With Imagen, users can do the following:
- Generate novel images by providing a text prompt
- Edit an uploaded or generated image with a text prompt
- Edit parts of an uploaded or generated image
- Upscale existing, generated, or edited images
- Fine-tune a model for a specific type of image generation
- Receive text descriptions of images with visual captioning
- Receive answers to a question about an image with Visual Question Answering (VQA)
Imagen is a text-to-image diffusion model built on a large transformer language model capable of understanding natural language prompts provided. Imagen uses a large frozen T5-XXL encoder to convert input text into embeddings. Then a conditional diffution model maps the text embedding into a 64×64 image. Imagen then implements text-conditional super-resolution diffusion models to upsample the image 64×64→256×256 and 256×256→1024×1024. Imagen is trained on the LAION-400M dataset of images.
Imagen 1 was developed by Google Research's Brain Team and announced on May 23, 2022. The announcement was accompanied by a research paper describing the model. However, initially, Google stated Imagen was "not suitable for public use at this time.” In November 2022, Google made Imagen available in a limited form through its AI Test Kitchen app. The release provided two ways to interact with Imagen called "City Dreamer" and "Wobble." City Dreamer lets users construct buildings to create a town, by describing each building. Wobble generates unique creatures based on user descriptions.

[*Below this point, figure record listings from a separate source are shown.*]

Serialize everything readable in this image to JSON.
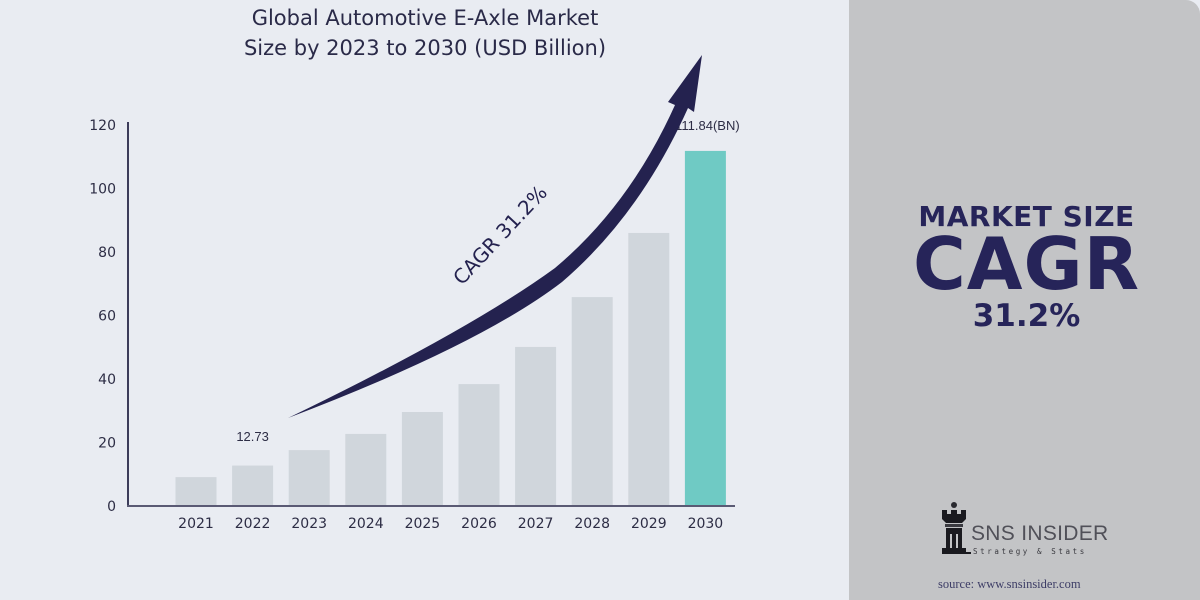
{
  "chart_data": {
    "type": "bar",
    "title": [
      "Global Automotive E-Axle Market",
      "Size by 2023 to 2030 (USD Billion)"
    ],
    "xlabel": "",
    "ylabel": "",
    "ylim": [
      0,
      120
    ],
    "yticks": [
      0,
      20,
      40,
      60,
      80,
      100,
      120
    ],
    "grid": false,
    "categories": [
      "2021",
      "2022",
      "2023",
      "2024",
      "2025",
      "2026",
      "2027",
      "2028",
      "2029",
      "2030"
    ],
    "values": [
      9.1,
      12.73,
      17.6,
      22.7,
      29.6,
      38.4,
      50.1,
      65.8,
      86.0,
      111.84
    ],
    "data_labels": {
      "1": "12.73",
      "9": "111.84(BN)"
    },
    "highlight_index": 9,
    "annotation": "CAGR 31.2%",
    "colors": {
      "bar": "#d0d6dc",
      "highlight": "#6fcac4",
      "axis": "#3c3c5a",
      "arrow": "#24224f",
      "text": "#2d2d45"
    }
  },
  "side_panel": {
    "subtitle": "MARKET SIZE",
    "big": "CAGR",
    "value": "31.2%",
    "logo_name": "SNS INSIDER",
    "logo_tagline": "Strategy & Stats",
    "source": "source: www.snsinsider.com"
  }
}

Google announced Imagen 2 at its annual I/O developer conference on May 10, 2023. Google stated the new text-to-image model would be made available via Vertex AI, the Google Cloud enterprise platform that provides access to foundational models, with security and governance controls. The model became generally available on Vertex AI on December 13, 2023, for customers on the approved allowlist. Vertex AI offers access to Imagen 2 via Google-managed infrastructure and privacy and safety features.
Imagen 2 provides improved image quality and a range of new features for different use cases including text rendering, logo generation, and VQA. Imagen was developed using technology from Google DeepMind.